Incongruence Identification in Eyewitness Testimony
Akshara Nair, Zeba Afroz, Md Shad Akhtar
TL;DR
This work introduces a novel task: incongruence detection in eyewitness testimonies, focusing on span-level contradictions across multiple witnesses. It presents MIND, a large-scale dataset of context–testimony pairs with annotated incongruent spans, and INTEND, an instruction-tuned framework that combines 6Ws prompts with multi-hop reasoning to detect incongruences and extract spans. Empirical results show INTEND outperforms baselines across MLM and LLM paradigms, achieving a peak F1 of $0.75$ on span identification and a notable improvement of $+5.63$ percentage points over strong baselines, with human evaluators validating span quality. The approach enhances explainability in testimony analysis and offers a principled pathway to robust, context-aware deception detection in investigative settings.
Abstract
Incongruence detection in eyewitness narratives is critical for understanding the reliability of testimonies, yet traditional approaches often fail to address the nuanced inconsistencies inherent in such accounts.
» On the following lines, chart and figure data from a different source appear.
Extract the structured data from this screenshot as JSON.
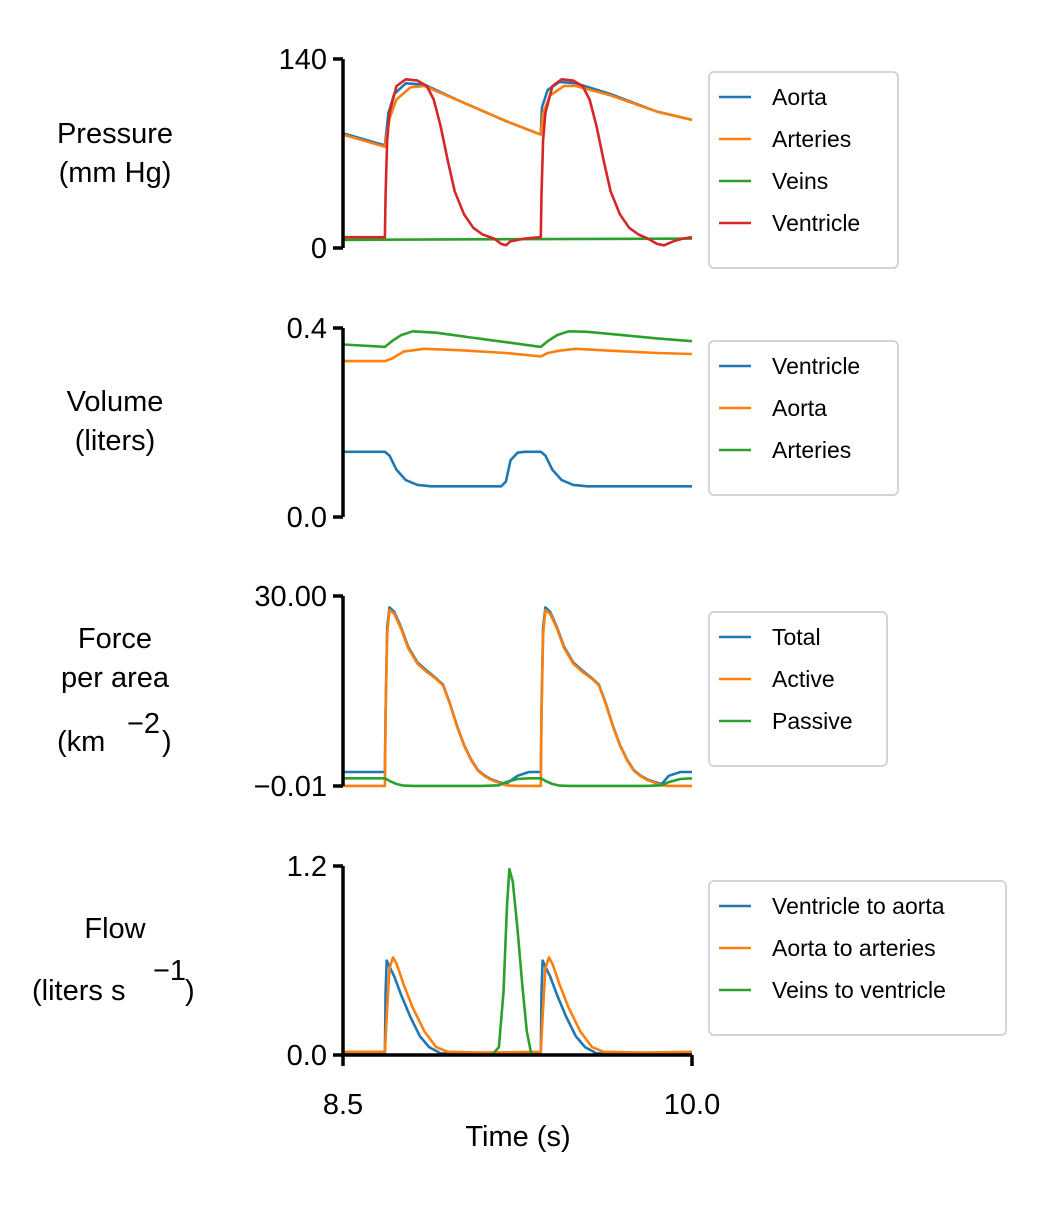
{
  "colors": {
    "blue": "#1f77b4",
    "orange": "#ff7f0e",
    "green": "#2ca02c",
    "red": "#d62728"
  },
  "xaxis": {
    "label": "Time (s)",
    "ticks": [
      "8.5",
      "10.0"
    ]
  },
  "chart_data": [
    {
      "type": "line",
      "ylabel": [
        "Pressure",
        "(mm Hg)"
      ],
      "ylim": [
        0,
        140
      ],
      "yticks": [
        "0",
        "140"
      ],
      "xlim": [
        8.5,
        10.0
      ],
      "legend": "right",
      "series": [
        {
          "name": "Aorta",
          "color": "#1f77b4",
          "x": [
            8.5,
            8.68,
            8.695,
            8.72,
            8.77,
            8.85,
            9.0,
            9.2,
            9.35,
            9.355,
            9.38,
            9.43,
            9.5,
            9.65,
            9.85,
            10.0
          ],
          "y": [
            85,
            76,
            100,
            114,
            122,
            121,
            109,
            94,
            84,
            104,
            117,
            123,
            122,
            114,
            101,
            95
          ]
        },
        {
          "name": "Arteries",
          "color": "#ff7f0e",
          "x": [
            8.5,
            8.68,
            8.7,
            8.73,
            8.79,
            8.85,
            9.0,
            9.2,
            9.35,
            9.36,
            9.39,
            9.45,
            9.5,
            9.65,
            9.85,
            10.0
          ],
          "y": [
            84,
            75,
            96,
            110,
            119,
            120,
            109,
            94,
            84,
            100,
            113,
            120,
            120,
            113,
            101,
            95
          ]
        },
        {
          "name": "Veins",
          "color": "#2ca02c",
          "x": [
            8.5,
            9.2,
            10.0
          ],
          "y": [
            6,
            6.5,
            7
          ]
        },
        {
          "name": "Ventricle",
          "color": "#d62728",
          "x": [
            8.5,
            8.68,
            8.683,
            8.69,
            8.7,
            8.73,
            8.77,
            8.82,
            8.86,
            8.89,
            8.92,
            8.95,
            8.98,
            9.02,
            9.06,
            9.1,
            9.15,
            9.18,
            9.2,
            9.22,
            9.28,
            9.35,
            9.353,
            9.36,
            9.37,
            9.4,
            9.44,
            9.49,
            9.53,
            9.56,
            9.59,
            9.62,
            9.65,
            9.69,
            9.73,
            9.77,
            9.81,
            9.85,
            9.88,
            9.92,
            9.96,
            10.0
          ],
          "y": [
            8,
            8,
            40,
            80,
            100,
            120,
            125,
            124,
            120,
            110,
            90,
            65,
            42,
            25,
            15,
            10,
            7,
            3,
            2,
            5,
            7,
            8,
            40,
            80,
            100,
            120,
            125,
            124,
            120,
            110,
            90,
            65,
            42,
            25,
            15,
            10,
            7,
            3,
            2,
            5,
            7,
            8
          ]
        }
      ]
    },
    {
      "type": "line",
      "ylabel": [
        "Volume",
        "(liters)"
      ],
      "ylim": [
        0.0,
        0.4
      ],
      "yticks": [
        "0.0",
        "0.4"
      ],
      "xlim": [
        8.5,
        10.0
      ],
      "legend": "right",
      "series": [
        {
          "name": "Ventricle",
          "color": "#1f77b4",
          "x": [
            8.5,
            8.68,
            8.7,
            8.73,
            8.77,
            8.82,
            8.88,
            9.0,
            9.18,
            9.2,
            9.22,
            9.25,
            9.28,
            9.35,
            9.37,
            9.4,
            9.44,
            9.49,
            9.55,
            9.7,
            9.85,
            10.0
          ],
          "y": [
            0.138,
            0.138,
            0.13,
            0.1,
            0.078,
            0.068,
            0.065,
            0.065,
            0.065,
            0.075,
            0.12,
            0.136,
            0.138,
            0.138,
            0.13,
            0.1,
            0.078,
            0.068,
            0.065,
            0.065,
            0.065,
            0.065
          ]
        },
        {
          "name": "Aorta",
          "color": "#ff7f0e",
          "x": [
            8.5,
            8.68,
            8.71,
            8.76,
            8.85,
            9.0,
            9.2,
            9.35,
            9.38,
            9.43,
            9.5,
            9.65,
            9.85,
            10.0
          ],
          "y": [
            0.33,
            0.33,
            0.335,
            0.35,
            0.356,
            0.353,
            0.347,
            0.34,
            0.347,
            0.352,
            0.356,
            0.352,
            0.347,
            0.345
          ]
        },
        {
          "name": "Arteries",
          "color": "#2ca02c",
          "x": [
            8.5,
            8.68,
            8.71,
            8.75,
            8.8,
            8.9,
            9.05,
            9.2,
            9.35,
            9.38,
            9.42,
            9.47,
            9.55,
            9.7,
            9.85,
            10.0
          ],
          "y": [
            0.365,
            0.36,
            0.372,
            0.385,
            0.393,
            0.39,
            0.38,
            0.37,
            0.36,
            0.372,
            0.385,
            0.393,
            0.392,
            0.385,
            0.378,
            0.372
          ]
        }
      ]
    },
    {
      "type": "line",
      "ylabel": [
        "Force",
        "per area",
        "(km",
        "−2",
        ")"
      ],
      "ylim": [
        -0.01,
        30.0
      ],
      "yticks": [
        "−0.01",
        "30.00"
      ],
      "xlim": [
        8.5,
        10.0
      ],
      "legend": "right",
      "series": [
        {
          "name": "Total",
          "color": "#1f77b4",
          "x": [
            8.5,
            8.68,
            8.683,
            8.69,
            8.7,
            8.72,
            8.75,
            8.78,
            8.82,
            8.86,
            8.9,
            8.93,
            8.96,
            8.99,
            9.02,
            9.05,
            9.08,
            9.11,
            9.14,
            9.17,
            9.2,
            9.25,
            9.3,
            9.35,
            9.353,
            9.36,
            9.37,
            9.39,
            9.42,
            9.45,
            9.49,
            9.53,
            9.57,
            9.6,
            9.63,
            9.66,
            9.69,
            9.72,
            9.75,
            9.78,
            9.81,
            9.84,
            9.87,
            9.9,
            9.95,
            10.0
          ],
          "y": [
            2.2,
            2.2,
            12,
            25,
            28.2,
            27.5,
            25,
            22,
            19.5,
            18.2,
            17,
            16,
            13,
            9.5,
            6.5,
            4.2,
            2.5,
            1.6,
            1.0,
            0.6,
            0.3,
            1.6,
            2.2,
            2.2,
            12,
            25,
            28.2,
            27.5,
            25,
            22,
            19.5,
            18.2,
            17,
            16,
            13,
            9.5,
            6.5,
            4.2,
            2.5,
            1.6,
            1.0,
            0.6,
            0.3,
            1.6,
            2.2,
            2.2
          ]
        },
        {
          "name": "Active",
          "color": "#ff7f0e",
          "x": [
            8.5,
            8.68,
            8.683,
            8.69,
            8.7,
            8.72,
            8.75,
            8.78,
            8.82,
            8.86,
            8.9,
            8.93,
            8.96,
            8.99,
            9.02,
            9.05,
            9.08,
            9.11,
            9.14,
            9.17,
            9.2,
            9.25,
            9.3,
            9.35,
            9.353,
            9.36,
            9.37,
            9.39,
            9.42,
            9.45,
            9.49,
            9.53,
            9.57,
            9.6,
            9.63,
            9.66,
            9.69,
            9.72,
            9.75,
            9.78,
            9.81,
            9.84,
            9.87,
            9.9,
            9.95,
            10.0
          ],
          "y": [
            0,
            0,
            11,
            24,
            27.8,
            27.2,
            24.8,
            21.8,
            19.3,
            18.0,
            16.9,
            15.9,
            12.9,
            9.4,
            6.4,
            4.1,
            2.4,
            1.5,
            0.9,
            0.5,
            0.1,
            0,
            0,
            0,
            11,
            24,
            27.8,
            27.2,
            24.8,
            21.8,
            19.3,
            18.0,
            16.9,
            15.9,
            12.9,
            9.4,
            6.4,
            4.1,
            2.4,
            1.5,
            0.9,
            0.5,
            0.1,
            0,
            0,
            0
          ]
        },
        {
          "name": "Passive",
          "color": "#2ca02c",
          "x": [
            8.5,
            8.68,
            8.7,
            8.73,
            8.76,
            8.8,
            9.1,
            9.17,
            9.2,
            9.25,
            9.3,
            9.35,
            9.37,
            9.4,
            9.43,
            9.47,
            9.8,
            9.87,
            9.9,
            9.95,
            10.0
          ],
          "y": [
            1.2,
            1.2,
            0.8,
            0.3,
            0.05,
            0,
            0,
            0.1,
            0.6,
            1.1,
            1.2,
            1.2,
            0.8,
            0.3,
            0.05,
            0,
            0,
            0.1,
            0.6,
            1.1,
            1.2
          ]
        }
      ]
    },
    {
      "type": "line",
      "ylabel": [
        "Flow",
        "(liters s",
        "−1",
        ")"
      ],
      "ylim": [
        0.0,
        1.2
      ],
      "yticks": [
        "0.0",
        "1.2"
      ],
      "xlim": [
        8.5,
        10.0
      ],
      "legend": "right",
      "series": [
        {
          "name": "Ventricle to aorta",
          "color": "#1f77b4",
          "x": [
            8.5,
            8.68,
            8.683,
            8.688,
            8.7,
            8.72,
            8.75,
            8.79,
            8.83,
            8.87,
            8.92,
            9.35,
            9.353,
            9.358,
            9.37,
            9.39,
            9.42,
            9.46,
            9.5,
            9.54,
            9.59,
            10.0
          ],
          "y": [
            0.01,
            0.01,
            0.4,
            0.6,
            0.56,
            0.5,
            0.38,
            0.24,
            0.12,
            0.05,
            0.01,
            0.01,
            0.4,
            0.6,
            0.56,
            0.5,
            0.38,
            0.24,
            0.12,
            0.05,
            0.01,
            0.01
          ]
        },
        {
          "name": "Aorta to arteries",
          "color": "#ff7f0e",
          "x": [
            8.5,
            8.68,
            8.69,
            8.7,
            8.715,
            8.73,
            8.76,
            8.8,
            8.85,
            8.9,
            8.95,
            9.1,
            9.35,
            9.36,
            9.37,
            9.385,
            9.4,
            9.43,
            9.47,
            9.52,
            9.57,
            9.62,
            9.8,
            10.0
          ],
          "y": [
            0.02,
            0.02,
            0.3,
            0.55,
            0.62,
            0.58,
            0.45,
            0.3,
            0.15,
            0.05,
            0.02,
            0.015,
            0.02,
            0.3,
            0.55,
            0.62,
            0.58,
            0.45,
            0.3,
            0.15,
            0.05,
            0.02,
            0.015,
            0.02
          ]
        },
        {
          "name": "Veins to ventricle",
          "color": "#2ca02c",
          "x": [
            8.5,
            9.14,
            9.17,
            9.19,
            9.205,
            9.215,
            9.23,
            9.25,
            9.27,
            9.29,
            9.31,
            10.0
          ],
          "y": [
            0,
            0,
            0.05,
            0.4,
            0.95,
            1.18,
            1.1,
            0.8,
            0.45,
            0.15,
            0,
            0
          ]
        }
      ]
    }
  ]
}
In this paper, we introduce a novel task of incongruence detection in eyewitness testimonies. Given a pair of testimonies containing of multiple pairs of question and answer by two subjects, we identify contextually related incongruence between the two subjects. We also mark the span of incongruences in the utterances. To achieve this, we developed MIND(MultI-EyewitNess Deception) - a comprehensive dataset consisting of 2927 pairs of contextually related answers designed to capture both explicit and implicit contradictions. INstruction - TunEd iNcongruity Detection framework based on 6W and multi-hop reasoning approach, aka. INTEND. Drawing from investigative techniques, INTEND address the task as a close-style problem, contradicting on the who, what, when, where and why aspect of the content. Our findings shows that prompt tuning, especially when utilizing our framework, enhances the detection of incongruences by a margin of +5.63 percent. We compare our approach with multiple fine-tuning and prompt tuning techniques on MLMs and LLMs. Emperical results demonstrate convincing performance improvement in F1-score over fine-tuned and regular prompt-tuning techniques, highlighting the effectiveness of our approach.